SELAMAT DATANG

Manusia: Hewan yang Harus Bicara II

Posted on
  • Mar 30, 2013
  • by
  • Muhamad Tajul Mafachir
  • in
  • Label:

  • Manusia, dalam banyak hal telah tereksploitasi -prohibisi inhibisi. Dulu ketika saya masih di pesantren, saya pernah membaca buku tulisan teman saya dari ploso Kediri, berjudul "ketika tuhan dikritik"-antologi essay cerpen. Ada sebuah cerita menarik, ketika ia merekontruksi ulang kisah asal mula manusia akan diciptakan tuhannya, lengkap dengan protes para malaikat kepada tuhannya. Dengan poles lips diksi, ia merubahnya menjadi fiksi-non fiksi indah. Ketika membacanya, titik cardinal, elementer penting yang bisa saya dapatkan adalah sebuah esensi keseluruhan dari judul buku dalam satu judul cerpen itu. Malaikat protes dengan bertanya sinis kepada tuhannya, “tuhan, apakah kau akan menciptakan makhluk yang akan melakukan perusakan dan penumpah darahan?”.  Ini bukan bukan cerita rekaan, namun lebih dari yang dibawakan oleh kebenaran.
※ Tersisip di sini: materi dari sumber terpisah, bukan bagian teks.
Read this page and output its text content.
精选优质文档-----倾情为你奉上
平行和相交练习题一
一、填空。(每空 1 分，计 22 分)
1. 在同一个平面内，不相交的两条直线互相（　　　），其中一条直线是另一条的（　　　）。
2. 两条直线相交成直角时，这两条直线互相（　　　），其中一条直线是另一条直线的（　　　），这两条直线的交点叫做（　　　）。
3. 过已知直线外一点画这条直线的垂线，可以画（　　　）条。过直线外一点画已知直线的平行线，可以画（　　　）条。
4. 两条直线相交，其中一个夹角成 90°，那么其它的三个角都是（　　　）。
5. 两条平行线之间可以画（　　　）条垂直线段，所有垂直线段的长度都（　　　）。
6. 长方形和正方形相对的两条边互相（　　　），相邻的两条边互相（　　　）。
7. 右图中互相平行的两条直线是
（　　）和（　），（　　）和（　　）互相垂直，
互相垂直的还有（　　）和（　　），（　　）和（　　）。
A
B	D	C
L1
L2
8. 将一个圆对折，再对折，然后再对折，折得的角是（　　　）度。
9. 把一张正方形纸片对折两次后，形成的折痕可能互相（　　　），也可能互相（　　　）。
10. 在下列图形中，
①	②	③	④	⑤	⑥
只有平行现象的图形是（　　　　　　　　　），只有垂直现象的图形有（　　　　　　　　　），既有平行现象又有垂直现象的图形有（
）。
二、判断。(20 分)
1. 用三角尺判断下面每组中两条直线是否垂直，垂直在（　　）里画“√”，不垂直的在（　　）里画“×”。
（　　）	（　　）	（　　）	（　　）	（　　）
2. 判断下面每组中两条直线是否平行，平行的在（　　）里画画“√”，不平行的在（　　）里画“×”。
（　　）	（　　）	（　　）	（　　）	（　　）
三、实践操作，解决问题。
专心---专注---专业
Manusia tereksploitas secara esensial: Plot dalam benak tuhan, sebelum eksistensinya dipahami oleh malaikat.

    Dalam literature ketata-bahasaan manusia sendiri, “manusia” secara esensial juga menelan derita pahit oleh para ideolog bahasa, yang harus menempatkan esensi manusia sebagai eksistensi dirinya dengan ungkapan bahasa konvensional: baik interpersonal maupun intercultural. Adanya definisi bahwa, manusia adalah “hewan yang bicara”. Adalah bukti dari adanya eksploitasi manusia terhadap dirinya sendiri. Meski siapapun menyadari, untuk menyerukkan eksistensi sebuah jirm secara esensial harus ada bahasa yang disepakati (?).
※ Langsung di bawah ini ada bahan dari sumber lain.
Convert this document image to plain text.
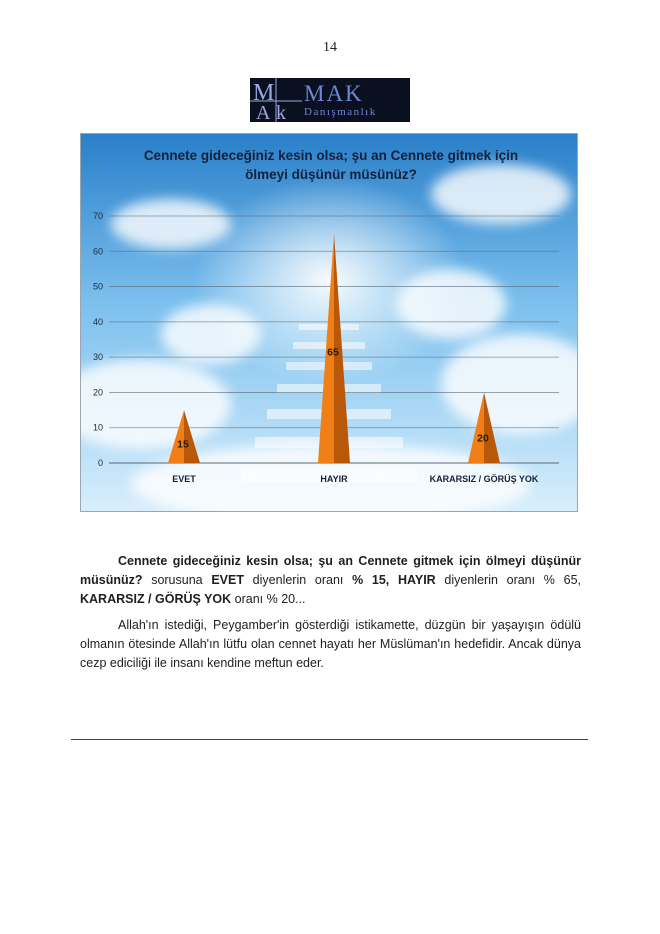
14
M
A k
MAK
Danışmanlık
0
10
20
30
40
50
60
70
15
EVET
65
HAYIR
20
KARARSIZ / GÖRÜŞ YOK
Cennete gideceğiniz kesin olsa; şu an Cennete gitmek için ölmeyi düşünür müsünüz?

Cennete gideceğiniz kesin olsa; şu an Cennete gitmek için ölmeyi düşünür müsünüz? sorusuna EVET diyenlerin oranı % 15, HAYIR diyenlerin oranı % 65, KARARSIZ / GÖRÜŞ YOK oranı % 20...

Allah'ın istediği, Peygamber'in gösterdiği istikamette, düzgün bir yaşayışın ödülü olmanın ötesinde Allah'ın lütfu olan cennet hayatı her Müslüman'ın hedefidir. Ancak dünya cezp ediciliği ile insanı kendine meftun eder.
    Saya ataupun panjenengan yang dari pesantren, mengenal luar kepala terma Al Insaanu huwa hayawaan Naatiq: sebagai definisi mutakhir dari manusia. Itu seolah selaras dengan kompleksitas manusia yang semakin hari seolah semakin tidak mengenal apa apa: nihilistic, statisilistik. Ternyata tidak, para ideolog juga melakukan serangkaian upaya rekontruksi ulang, agar sebuah bahasa konvensional tetap eksis dan menjadi tolak ukur: bahasa eksistensi untuk menyentuh esensi.

    Naskah A history of arab Proverb kiriman teman saya dari UB, menegaskan satu pernyataan bagi saya. Folklore itu adalah bahasa natural, ia membahasakan dirinya dengan banyak media: verbal maupun non –verbal.   Kemudian menjadi ragam warna yang menentukan warnanya sendiri dan melakukan sirkulasi natural yang manusia ciptakan sendiri tanpa pasal – pasal yang mengatur. Agama, budaya, seni, ketata bahasaan dan segala yang melekat di kehidupan kita, adalah bentukan dari sejarah dan ruang waktu itu sendiri. Artinya sebagai manusia, dia bebas membentuk karakter, budaya, corak seni, pandangan hidupnya sendiri :sebagai hamba yang merdeka di hadapan tuhannya(?). Menurut saya (yang masih mengimani folklore sebagai khazanah ilmiah oleh orang2 orientalis), Tidak ada pakem bagi bahasa konvensional seperti “hewan adalah manusia yang berbicara” untuk menjadi higiografis :harus padu, koheren, selalu benar dan tidak menerima penafsiran lain.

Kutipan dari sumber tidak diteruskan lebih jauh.